A Supermassive Black Hole in the S0 Galaxy NGC 3245

The S0 galaxy NGC 3245 contains a circumnuclear disk of ionized gas and dust with a radius of 1.1" (or 110 pc), making it an ideal target for dynamical studies with the Hubble Space Telescope (HST). We have obtained HST spectra of the nuclear disk, using an 0.2"-wide slit at five parallel positions. Measurements of the H-alpha and [NII] emission lines are used to map out the kinematic structure of the disk in unprecedented detail. We construct dynamical models for a thin gas disk in circular rotation, using HST optical images to map out the gravitational potential due to stars.

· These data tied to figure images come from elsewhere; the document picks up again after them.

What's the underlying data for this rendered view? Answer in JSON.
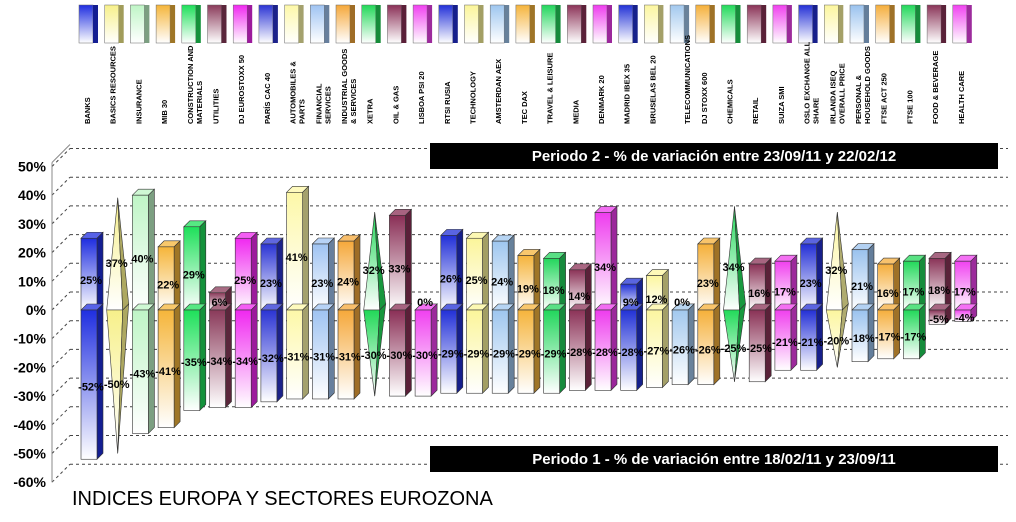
{
  "title": "INDICES EUROPA Y SECTORES EUROZONA",
  "periods": {
    "p2_label": "Periodo 2 -  % de variación entre  23/09/11  y  22/02/12",
    "p1_label": "Periodo 1 -  % de variación entre  18/02/11  y  23/09/11"
  },
  "chart_data": {
    "type": "bar",
    "title": "INDICES EUROPA Y SECTORES EUROZONA",
    "ylim": [
      -60,
      50
    ],
    "yticks": [
      50,
      40,
      30,
      20,
      10,
      0,
      -10,
      -20,
      -30,
      -40,
      -50,
      -60
    ],
    "grid": true,
    "categories": [
      "BANKS",
      "BASICS RESOURCES",
      "INSURANCE",
      "MIB 30",
      "CONSTRUCTION AND MATERIALS",
      "UTILITIES",
      "DJ EUROSTOXX 50",
      "PARÍS CAC 40",
      "AUTOMOBILES & PARTS",
      "FINANCIAL SERVICES",
      "INDUSTRIAL GOODS & SERVICES",
      "XETRA",
      "OIL & GAS",
      "LISBOA PSI 20",
      "RTSI RUSIA",
      "TECHNOLOGY",
      "AMSTERDAN AEX",
      "TEC DAX",
      "TRAVEL & LEISURE",
      "MEDIA",
      "DENMARK 20",
      "MADRID IBEX 35",
      "BRUSELAS BEL 20",
      "TELECOMMUNICATIONS",
      "DJ STOXX 600",
      "CHEMICALS",
      "RETAIL",
      "SUIZA SMI",
      "OSLO EXCHANGE ALL SHARE",
      "IRLANDA ISEQ OVERALL PRICE",
      "PERSONAL & HOUSEHOLD GOODS",
      "FTSE ACT 250",
      "FTSE 100",
      "FOOD & BEVERAGE",
      "HEALTH CARE"
    ],
    "series": [
      {
        "name": "Periodo 2 -  % de variación entre  23/09/11  y  22/02/12",
        "values": [
          25,
          37,
          40,
          22,
          29,
          6,
          25,
          23,
          41,
          23,
          24,
          32,
          33,
          0,
          26,
          25,
          24,
          19,
          18,
          14,
          34,
          9,
          12,
          0,
          23,
          34,
          16,
          17,
          23,
          32,
          21,
          16,
          17,
          18,
          17
        ],
        "labels": [
          "25%",
          "37%",
          "40%",
          "22%",
          "29%",
          "6%",
          "25%",
          "23%",
          "41%",
          "23%",
          "24%",
          "32%",
          "33%",
          "0%",
          "26%",
          "25%",
          "24%",
          "19%",
          "18%",
          "14%",
          "34%",
          "9%",
          "12%",
          "0%",
          "23%",
          "34%",
          "16%",
          "17%",
          "23%",
          "32%",
          "21%",
          "16%",
          "17%",
          "18%",
          "17%"
        ]
      },
      {
        "name": "Periodo 1 -  % de variación entre  18/02/11  y  23/09/11",
        "values": [
          -52,
          -50,
          -43,
          -41,
          -35,
          -34,
          -34,
          -32,
          -31,
          -31,
          -31,
          -30,
          -30,
          -30,
          -29,
          -29,
          -29,
          -29,
          -29,
          -28,
          -28,
          -28,
          -27,
          -26,
          -26,
          -25,
          -25,
          -21,
          -21,
          -20,
          -18,
          -17,
          -17,
          -5,
          -4
        ],
        "labels": [
          "-52%",
          "-50%",
          "-43%",
          "-41%",
          "-35%",
          "-34%",
          "-34%",
          "-32%",
          "-31%",
          "-31%",
          "-31%",
          "-30%",
          "-30%",
          "-30%",
          "-29%",
          "-29%",
          "-29%",
          "-29%",
          "-29%",
          "-28%",
          "-28%",
          "-28%",
          "-27%",
          "-26%",
          "-26%",
          "-25%",
          "-25%",
          "-21%",
          "-21%",
          "-20%",
          "-18%",
          "-17%",
          "-17%",
          "-5%",
          "-4%"
        ]
      }
    ],
    "colors": [
      "#1f2ee0",
      "#f7f08a",
      "#bff5c6",
      "#f5b53a",
      "#1ee05a",
      "#8a3a5a",
      "#f028f0",
      "#2b34d4",
      "#fdf8a8",
      "#9fc3f2",
      "#f5a83a",
      "#22d858",
      "#8a2f56",
      "#f040f0",
      "#2230d8",
      "#fbf59a",
      "#9ec6ef",
      "#f5b43c",
      "#22d65c",
      "#8c3358",
      "#ee3cee",
      "#2232d6",
      "#fcf6a0",
      "#a2c8ee",
      "#f5b03a",
      "#22da5a",
      "#8a3256",
      "#f040ee",
      "#2430d6",
      "#fcf69e",
      "#9ac2ee",
      "#f5ae3c",
      "#22d85a",
      "#8a3458",
      "#f042f0"
    ],
    "shapes": [
      "bar",
      "cone",
      "bar",
      "bar",
      "bar",
      "bar",
      "bar",
      "bar",
      "bar",
      "bar",
      "bar",
      "cone",
      "bar",
      "bar",
      "bar",
      "bar",
      "bar",
      "bar",
      "bar",
      "bar",
      "bar",
      "bar",
      "bar",
      "bar",
      "bar",
      "cone",
      "bar",
      "bar",
      "bar",
      "cone",
      "bar",
      "bar",
      "bar",
      "bar",
      "bar"
    ]
  }
}
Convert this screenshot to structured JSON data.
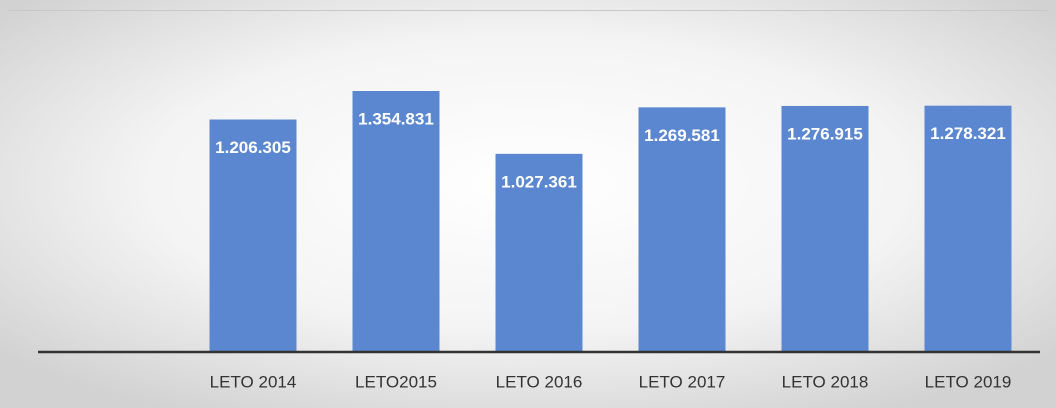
{
  "chart_data": {
    "type": "bar",
    "categories": [
      "LETO 2014",
      "LETO2015",
      "LETO 2016",
      "LETO 2017",
      "LETO 2018",
      "LETO 2019"
    ],
    "values": [
      1206305,
      1354831,
      1027361,
      1269581,
      1276915,
      1278321
    ],
    "value_labels": [
      "1.206.305",
      "1.354.831",
      "1.027.361",
      "1.269.581",
      "1.276.915",
      "1.278.321"
    ],
    "color": "#5b87d1"
  }
}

Our modeling code includes the blurring due to the telescope point-spread function and the nonzero slit width, as well as the instrumental shift in measured wavelength for light entering the slit off-center, so as to simulate the data as closely as possible. Over most of the disk, the models are able to fit the observed rotation curves closely, although there are localized regions within the disk which appear to be kinematically disturbed relative to the overall rotational pattern. The velocity dispersion of [NII] 6584 rises from 50 km/s in the outer disk to 160 km/s at the nucleus, and most of this linewidth cannot be attributed to rotational or instrumental broadening. To account for the possible dynamical effect of the intrinsic velocity dispersion in the gas, we also calculate models which include a correction for asymmetric drift. A central dark mass of 2.1(+0.5/-0.4)x10^8 solar masses is required for the models to reproduce the steep central velocity gradient. This value for the central mass is consistent with recently discovered correlations between black-hole mass and bulge velocity dispersion.